Gallifant et al.’s recent work on SAE features for classification and transferability provides crucial empirical evidence for safety applications. They demonstrate that SAE-derived features achieve strong performance (macro F1 > 0.8) on safety-critical classification tasks and, importantly, transfer across model scales from Gemma 2 2B to 9B-IT. The fact that these features generalize zero-shot to cross-lingual toxicity detection suggests there are indeed geometric structures corresponding to safety-relevant concepts that persist across different model sizes and even languages. However, their finding that pooling strategies and binarization thresholds significantly impact performance indicates these geometric structures are sensitive to how we extract and process them—the invariance is partial, not absolute.
The synthesis of these mathematical and empirical results paints a complex picture for AI safety. On one hand, there are genuine geometric regularities: manifold structures with intrinsic curvature, polytopes reflecting conceptual hierarchies, and spatially modular organization that sometimes transfers across models and scales. On the other hand, these structures are not simple linear features, they depend sensitively on training details and extraction methods, and multi-dimensional manifolds pose fundamental challenges for current interpretability tools.

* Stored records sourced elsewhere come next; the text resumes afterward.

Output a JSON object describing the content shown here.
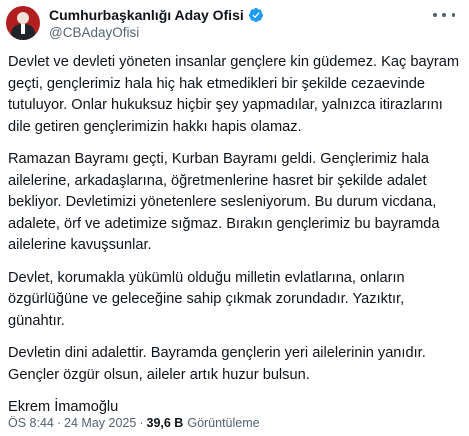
{
  "account": {
    "display_name": "Cumhurbaşkanlığı Aday Ofisi",
    "handle": "@CBAdayOfisi",
    "verified_icon": "verified-badge-icon",
    "accent": "#1d9bf0"
  },
  "tweet": {
    "paragraphs": [
      "Devlet ve devleti yöneten insanlar gençlere kin güdemez. Kaç bayram geçti, gençlerimiz hala hiç hak etmedikleri bir şekilde cezaevinde tutuluyor. Onlar hukuksuz hiçbir şey yapmadılar, yalnızca itirazlarını dile getiren gençlerimizin hakkı hapis olamaz.",
      "Ramazan Bayramı geçti, Kurban Bayramı geldi. Gençlerimiz hala ailelerine, arkadaşlarına, öğretmenlerine hasret bir şekilde adalet bekliyor. Devletimizi yönetenlere sesleniyorum. Bu durum vicdana, adalete, örf ve adetimize sığmaz. Bırakın gençlerimiz bu bayramda ailelerine kavuşsunlar.",
      "Devlet, korumakla yükümlü olduğu milletin evlatlarına, onların özgürlüğüne ve geleceğine sahip çıkmak zorundadır. Yazıktır, günahtır.",
      "Devletin dini adalettir. Bayramda gençlerin yeri ailelerinin yanıdır. Gençler özgür olsun, aileler artık huzur bulsun.",
      "Ekrem İmamoğlu"
    ]
  },
  "meta": {
    "time": "ÖS 8:44",
    "separator": "·",
    "date": "24 May 2025",
    "views_count": "39,6 B",
    "views_label": "Görüntüleme"
  }
}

The pathological SAE scaling regime identified by Michaud et al. is particularly concerning: if safety-critical features are encoded as high-dimensional manifolds, our primary tool for extracting interpretable features may systematically fail to capture them at the resolution needed for reliable monitoring and intervention.
The mathematical technicality that underlies all of this is differential geometry: the manifolds that encode features have curvature, and this curvature matters. You cannot understand a curved surface by just looking at tangent planes at individual points—you need to understand how these planes twist as you move along the surface. Similarly, understanding whether an AI system is engaging in deceptive reasoning may require not just identifying a “deception direction” but understanding the entire manifold of deceptive strategies and how the model navigates along geodesics within this manifold. The invariance we seek for safety—the ability to identify and control dangerous capabilities regardless of how they’re specifically implemented—may need to be formulated not in terms of linear algebra but in terms of preserved topological and differential geometric structures that remain stable across training runs and model architectures.